While some data are available regarding the effect of preexisting neutralizing antibodies on the immunogenicity of rAd5-based vectors (4
), the specificity of these antibodies and correlation with immune stimulation has not been analyzed. In previous trials, there was a trend toward suppression of immunity in the presence of preexisting Ad5 neutralizing antibodies, especially for HIV-1 Gag-specific enzyme-linked immunospot assay responses. Here, we show that such an effect blunted both CD4+
T-cell Gag responses in seropositive volunteers, but we could not detect a significant effect on Env responses after DNA prime/rAd5 boost vaccination. As the response was not completely abolished in seropositive populations (4
), it is likely that the effective dose of vector was decreased but not completely inactivated. It is tempting to suggest that efficient HIV Gag antigen presentation may need a higher level or longer time of antigen expression than other antigens. In support of this hypothesis, it has been shown that the immunogenicity of HIV-1 Gag generated by DNA vaccination can be more dependent on the formation of viral-like particles than other antigens (1
). The results shown here suggest that rAd5-based vectors, especially Gag-encoding vectors, are less likely to stimulate HIV-1 immunity in an Ad5 seropositive population; such a suppressive effect may also have contributed to the lack of rAd5 vaccine efficacy in the recent STEP trial. These data also document qualitative differences in immunity between Ad5 infection and vaccination that may affect the responses to subsequent rAd5 vector exposure. Possibly, these responses could also differentially affect the proinflammatory responses to vaccination that might affect susceptibility to infection, a possibility raised in the STEP study. These results also document a biological basis for differences between responses to immunization with rAd5 vaccines in Ad5 naïve and seropositive subjects that are relevant to proposed DNA/rAd5 efficacy studies; such studies should be preferably performed in Ad5 seronegative subjects.

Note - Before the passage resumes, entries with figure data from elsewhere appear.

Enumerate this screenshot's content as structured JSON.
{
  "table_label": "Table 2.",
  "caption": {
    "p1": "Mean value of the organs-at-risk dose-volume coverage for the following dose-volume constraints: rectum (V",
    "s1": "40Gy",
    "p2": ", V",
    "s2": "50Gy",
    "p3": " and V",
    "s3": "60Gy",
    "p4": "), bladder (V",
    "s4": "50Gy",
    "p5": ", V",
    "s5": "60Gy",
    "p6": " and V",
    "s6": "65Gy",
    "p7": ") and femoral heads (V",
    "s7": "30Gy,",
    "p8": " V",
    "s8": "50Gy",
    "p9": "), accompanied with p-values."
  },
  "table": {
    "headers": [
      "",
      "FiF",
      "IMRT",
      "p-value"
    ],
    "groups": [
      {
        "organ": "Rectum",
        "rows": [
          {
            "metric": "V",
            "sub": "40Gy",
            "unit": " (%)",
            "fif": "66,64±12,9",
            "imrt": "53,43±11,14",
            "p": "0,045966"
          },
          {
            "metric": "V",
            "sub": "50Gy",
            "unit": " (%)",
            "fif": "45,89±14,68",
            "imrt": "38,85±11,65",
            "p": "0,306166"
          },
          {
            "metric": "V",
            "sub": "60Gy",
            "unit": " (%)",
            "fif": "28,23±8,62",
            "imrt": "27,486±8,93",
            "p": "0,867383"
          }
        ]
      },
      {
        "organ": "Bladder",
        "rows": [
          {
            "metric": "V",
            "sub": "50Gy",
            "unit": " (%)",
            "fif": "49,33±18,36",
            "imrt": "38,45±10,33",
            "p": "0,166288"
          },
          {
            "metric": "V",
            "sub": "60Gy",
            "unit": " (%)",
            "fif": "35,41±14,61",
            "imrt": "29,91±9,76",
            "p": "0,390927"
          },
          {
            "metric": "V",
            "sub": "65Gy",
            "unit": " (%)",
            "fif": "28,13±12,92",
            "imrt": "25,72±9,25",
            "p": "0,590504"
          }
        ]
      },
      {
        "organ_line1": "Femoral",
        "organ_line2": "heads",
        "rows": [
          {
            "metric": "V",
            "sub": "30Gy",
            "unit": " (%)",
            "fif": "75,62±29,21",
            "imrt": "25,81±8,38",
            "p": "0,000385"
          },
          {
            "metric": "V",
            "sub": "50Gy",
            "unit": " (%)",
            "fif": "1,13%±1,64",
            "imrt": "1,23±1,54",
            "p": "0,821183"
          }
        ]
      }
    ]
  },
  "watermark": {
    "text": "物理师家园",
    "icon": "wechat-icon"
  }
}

In summary, this study highlights differences in the specificities of neutralizing antibodies generated by natural infection compared to vaccination. Furthermore, we have shown that anti-Gag cellular immune responses are more sensitive to the effects of preexisting neutralizing antibody than those directed against Env when using these vaccine formulations. The identification of the Ad5 vector proteins targeted by human neutralizing antibodies also suggests that next generation chimeric Ad vectors be developed without rAd5 hexon and fiber, which could avoid preexisting immunity and increase the likelihood of eliciting cellular immunity to HIV-1 antigens encoded in the vaccine.